By Jeff Borack
National Presto Industries (NPK) operates three separate businesses, each somewhat straightforward to analyze: a housewares business, an absorbents (private label diaper) business, and is a Department of Defense munitions supplier.
We originally looked at NPK when it was trading near the $130 range, but decided the stock was a little too expensive for us after a cursory analysis. We set a price alert at $105 and put it on the back-burner. When the price fell below our target, we resumed the research process. Over the coming month, we’ll try to determine a fair valuation for each segment independently.
This analysis is being done real-time, meaning we’re not sure what conclusions we will draw from it. We haven’t yet made an investment and we’re not sure if we will. But the valuation appears reasonable, definitely worth taking a look at, and we hope that progressing through the research process with us will be an entertaining experience for our readers. As always, questions, comments, and feedback are welcome.
Before we dig into the segments, it pays to understand why we’re attracted to NPK. For starters, the business has grown at a very respectable rate, from $133mm of revenue in 2002 to $478mm in 2009 without any dilutive acquisitions. This is a compound growth rate of 20%. Net income has grown over the same time period at a compound rate of 26%. It looks like management is doing something right. Over this time, management has also paid substantial dividends. Most recently, shareholders were paid $56mm against a market cap of $679, an 8.2% yield. This is a payout rate in the high 80% range, so it would appear management is growing the business without risking too much shareholder capital, a sign of a strong business.
If this was the Motley Fool, we would end the analysis here. But we’re professional investors; we need to understand what this business does. And it turns out there’s a good reason for the low valuation. The DoD munitions business is responsible for more than half the revenue and net income of NPK, and it’s likely this business will decline as our military operations are scaled down. So the analysis boils down to a) what is the business worth without the munitions piece, and b) how much cash flow can we reasonably expect the munitions business to generate?

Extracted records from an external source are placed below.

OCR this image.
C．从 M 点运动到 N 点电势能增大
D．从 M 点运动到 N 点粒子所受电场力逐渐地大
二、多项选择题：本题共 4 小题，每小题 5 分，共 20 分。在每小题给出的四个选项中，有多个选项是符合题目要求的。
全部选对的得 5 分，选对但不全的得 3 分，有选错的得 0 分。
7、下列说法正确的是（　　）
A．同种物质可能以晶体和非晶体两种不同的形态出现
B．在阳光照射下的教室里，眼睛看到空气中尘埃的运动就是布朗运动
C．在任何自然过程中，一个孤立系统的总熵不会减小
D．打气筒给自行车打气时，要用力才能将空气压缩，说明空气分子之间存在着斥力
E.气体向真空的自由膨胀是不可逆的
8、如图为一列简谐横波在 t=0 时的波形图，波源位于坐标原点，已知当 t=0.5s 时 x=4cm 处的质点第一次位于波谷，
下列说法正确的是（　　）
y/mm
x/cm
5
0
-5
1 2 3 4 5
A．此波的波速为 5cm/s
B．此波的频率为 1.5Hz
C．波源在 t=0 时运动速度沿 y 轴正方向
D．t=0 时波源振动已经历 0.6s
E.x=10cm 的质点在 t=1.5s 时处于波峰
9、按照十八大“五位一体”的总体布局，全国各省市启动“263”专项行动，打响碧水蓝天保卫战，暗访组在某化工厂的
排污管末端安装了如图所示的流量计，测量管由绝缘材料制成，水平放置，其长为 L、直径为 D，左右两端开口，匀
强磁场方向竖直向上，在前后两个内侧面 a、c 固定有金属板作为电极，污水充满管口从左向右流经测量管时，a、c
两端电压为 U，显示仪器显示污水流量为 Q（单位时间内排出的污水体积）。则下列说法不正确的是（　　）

Regardless of how attractively valued the business is today, we see two possible scenarios for the future. In both scenarios, the munitions business declines in coming years. That’s a near certainty. In scenario A, the market understands this business and is prepared for lower future revenue, earnings, and dividends. As the munitions business declines, the stock price will stay resilient because investors are comfortable with the price they’ve paid for the non-munitions parts.

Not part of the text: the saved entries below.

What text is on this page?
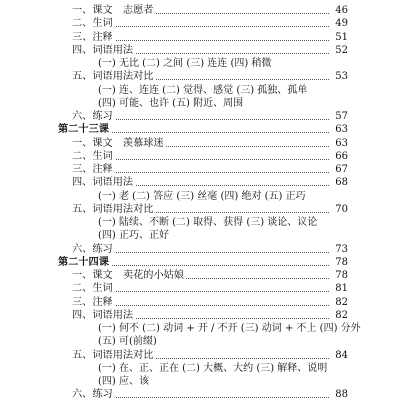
一、课文　志愿者	46
二、生词	49
三、注释	51
四、词语用法	52
(一) 无比 (二) 之间 (三) 连连 (四) 稍微
五、词语用法对比	53
(一) 连、连连 (二) 觉得、感觉 (三) 孤独、孤单
(四) 可能、也许 (五) 附近、周围
六、练习	57
第二十三课	63
一、课文　羡慕球迷	63
二、生词	66
三、注释	67
四、词语用法	68
(一) 老 (二) 答应 (三) 丝毫 (四) 绝对 (五) 正巧
五、词语用法对比	70
(一) 陆续、不断 (二) 取得、获得 (三) 谈论、议论
(四) 正巧、正好
六、练习	73
第二十四课	78
一、课文　卖花的小姑娘	78
二、生词	81
三、注释	82
四、词语用法	82
(一) 何不 (二) 动词 + 开 / 不开 (三) 动词 + 不上 (四) 分外
(五) 可(前缀)
五、词语用法对比	84
(一) 在、正、正在 (二) 大概、大约 (三) 解释、说明
(四) 应、该
六、练习	88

In scenario B, investors who don’t understand the underlying fundamentals will panic when the munitions business declines, and depress the stock price, potentially well below the value of the core businesses. If scenario B prevails, Kerrisdale and our readers might be in an advantageous position to make a great investment.
This was just an introduction. We took a look at the housewares and small appliances business this week; next week we’ll look at the absorbents business; and then in the last week we’ll take a look at the defense segment. After we’ve analyzed each individual segment, we’ll tie it together in a reasonable range of valuations and lay out our plan for monitoring the situation as it develops.